自立した女性描きたかった メトロポリタン美術館「あさきゆめみし」展示

源氏物語展
漫画家の大和さん講演

「源氏物語」展を開催中のメトロポリタン美術館(5番街1000番地)は8日、漫画『あさきゆめみし 源氏物語』の作者である漫画家の大和和紀(やまと・わき)さんと同展共同監修者のメリッサ・マコーミック・ハーバード大学教授とのトークイベントを開催した。
 漫画について大和さんはは「印刷されることを目的に描かれるものなので、美術館での展示、しかもメトロポリタン美術館と聞いて最初は、ウソー、マジ?ってびっくりしましたが、こうして展示されているのを見て、本当に感動して光栄に思います。
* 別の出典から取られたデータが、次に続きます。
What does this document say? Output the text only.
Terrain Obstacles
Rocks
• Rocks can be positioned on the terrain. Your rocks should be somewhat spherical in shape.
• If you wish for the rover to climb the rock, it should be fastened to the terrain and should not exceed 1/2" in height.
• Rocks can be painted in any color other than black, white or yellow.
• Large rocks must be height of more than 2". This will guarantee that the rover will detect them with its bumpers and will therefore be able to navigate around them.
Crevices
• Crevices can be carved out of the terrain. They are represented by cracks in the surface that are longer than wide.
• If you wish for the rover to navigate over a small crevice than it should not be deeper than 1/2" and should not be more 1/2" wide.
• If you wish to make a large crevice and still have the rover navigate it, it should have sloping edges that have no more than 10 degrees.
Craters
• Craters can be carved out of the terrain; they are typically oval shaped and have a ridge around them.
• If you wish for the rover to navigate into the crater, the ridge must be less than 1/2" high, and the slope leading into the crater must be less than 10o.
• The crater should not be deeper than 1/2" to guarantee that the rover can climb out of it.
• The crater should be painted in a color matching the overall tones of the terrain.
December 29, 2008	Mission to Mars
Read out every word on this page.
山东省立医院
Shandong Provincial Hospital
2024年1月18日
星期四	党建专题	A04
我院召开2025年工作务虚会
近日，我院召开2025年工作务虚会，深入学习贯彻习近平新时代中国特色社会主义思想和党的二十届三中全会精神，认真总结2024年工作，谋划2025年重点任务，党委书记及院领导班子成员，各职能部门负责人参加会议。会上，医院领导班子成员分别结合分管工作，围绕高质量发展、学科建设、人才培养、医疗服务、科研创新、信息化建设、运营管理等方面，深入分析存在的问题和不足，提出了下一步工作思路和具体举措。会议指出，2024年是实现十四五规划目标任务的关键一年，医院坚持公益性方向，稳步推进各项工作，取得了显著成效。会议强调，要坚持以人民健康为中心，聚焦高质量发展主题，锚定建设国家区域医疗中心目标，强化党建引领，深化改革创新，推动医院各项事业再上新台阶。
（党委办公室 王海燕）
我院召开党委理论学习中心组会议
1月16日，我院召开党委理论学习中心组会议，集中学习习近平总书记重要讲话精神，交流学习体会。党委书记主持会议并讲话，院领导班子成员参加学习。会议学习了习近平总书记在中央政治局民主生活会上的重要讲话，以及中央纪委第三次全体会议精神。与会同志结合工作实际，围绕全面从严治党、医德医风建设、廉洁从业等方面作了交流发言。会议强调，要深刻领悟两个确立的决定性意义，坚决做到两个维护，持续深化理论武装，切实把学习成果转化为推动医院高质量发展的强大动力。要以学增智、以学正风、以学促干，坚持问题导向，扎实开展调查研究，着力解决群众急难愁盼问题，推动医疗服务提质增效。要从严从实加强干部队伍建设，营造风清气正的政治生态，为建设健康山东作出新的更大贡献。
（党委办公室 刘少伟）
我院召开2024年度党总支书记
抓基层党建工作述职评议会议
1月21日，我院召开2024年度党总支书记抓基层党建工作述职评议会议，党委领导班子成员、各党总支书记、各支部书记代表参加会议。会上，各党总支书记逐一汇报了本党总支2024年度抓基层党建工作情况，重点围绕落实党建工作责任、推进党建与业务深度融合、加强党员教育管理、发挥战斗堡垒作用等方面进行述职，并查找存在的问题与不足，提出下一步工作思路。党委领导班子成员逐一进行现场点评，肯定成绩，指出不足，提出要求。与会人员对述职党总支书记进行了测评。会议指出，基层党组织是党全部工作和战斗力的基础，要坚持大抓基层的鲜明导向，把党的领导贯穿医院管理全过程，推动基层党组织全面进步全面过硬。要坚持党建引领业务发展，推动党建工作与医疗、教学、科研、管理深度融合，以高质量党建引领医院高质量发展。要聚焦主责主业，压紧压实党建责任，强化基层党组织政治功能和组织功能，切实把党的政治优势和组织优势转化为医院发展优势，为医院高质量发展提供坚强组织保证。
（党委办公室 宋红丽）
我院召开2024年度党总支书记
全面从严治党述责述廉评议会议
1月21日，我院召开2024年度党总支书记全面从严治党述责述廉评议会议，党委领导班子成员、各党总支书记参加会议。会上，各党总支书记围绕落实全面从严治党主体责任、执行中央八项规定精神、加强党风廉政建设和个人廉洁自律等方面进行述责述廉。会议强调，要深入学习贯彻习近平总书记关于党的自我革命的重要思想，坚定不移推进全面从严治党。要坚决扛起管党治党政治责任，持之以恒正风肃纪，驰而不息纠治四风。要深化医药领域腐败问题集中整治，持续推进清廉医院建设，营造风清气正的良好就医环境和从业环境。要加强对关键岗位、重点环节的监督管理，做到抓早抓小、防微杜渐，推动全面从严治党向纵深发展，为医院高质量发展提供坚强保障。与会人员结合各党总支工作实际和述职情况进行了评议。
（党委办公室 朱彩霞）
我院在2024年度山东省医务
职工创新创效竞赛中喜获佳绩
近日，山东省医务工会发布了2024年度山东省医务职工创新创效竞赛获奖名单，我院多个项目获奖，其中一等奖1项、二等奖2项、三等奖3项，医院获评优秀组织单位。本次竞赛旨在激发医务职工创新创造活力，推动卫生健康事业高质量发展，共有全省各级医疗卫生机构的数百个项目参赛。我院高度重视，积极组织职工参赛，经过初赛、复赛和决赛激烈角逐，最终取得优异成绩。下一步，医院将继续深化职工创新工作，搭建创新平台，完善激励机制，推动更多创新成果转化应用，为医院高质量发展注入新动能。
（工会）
漫画は、一枚の絵の中に、顔、表情、ファッション、背景が同時に描かれていて、一瞬にして分かってもらうことができ、1000年の昔に書かれ、話も複雑なこの長編を描くには漫画の方が読みやすいと思いました」と話した。作品『あさきゆめみし』については、「15年かかった作品で、はじめは恋愛ものでスタートしたが、3年目くらいに考えついたのは、紫式部が描きたかったのは、女が男によって不幸になるのではなく、人生も男に引きずられて生きていくのではない、女性の自立がテーマなんじゃないかなと。だから最後は、男と女の違い、気持ちのすれ違いを描くことで、二人の男性に愛されて本当に弱かった浮舟が、一人の人間として自立していく姿を描いて完結としたいと思った」と述べた。
 時代が変わり、漫画の世界も様変わりしているなかで、仕事の日常については「パソコンは使わず、スクリーントーンも手削り。毎月40ページの作品を、自分1人でネーム(漫画のふきだし/せりふ)を考えるのに10日間、スタッフと作画に8日間、ほかは資料を見たり研究にあてます。ホテルで一週間とか缶詰になって仕事をしてると、締め切りが開けて外に出たら季節が変わっていた、みたいなこともあり、人には会わない、誰とも口をきかない、えらい孤独な仕事何です。光源氏のような人は現実にはいないので、作品には役にはたちませんが、原作を自分というフィルターを通して出していくということです。ドロドロした世界をドライに乾いて描いたことで読みやすかったかもしれません」と話した。
 メトロポリタン美術館が漫画を展示物として紹介するのは同館始まって以来初めて。展示は16日まで。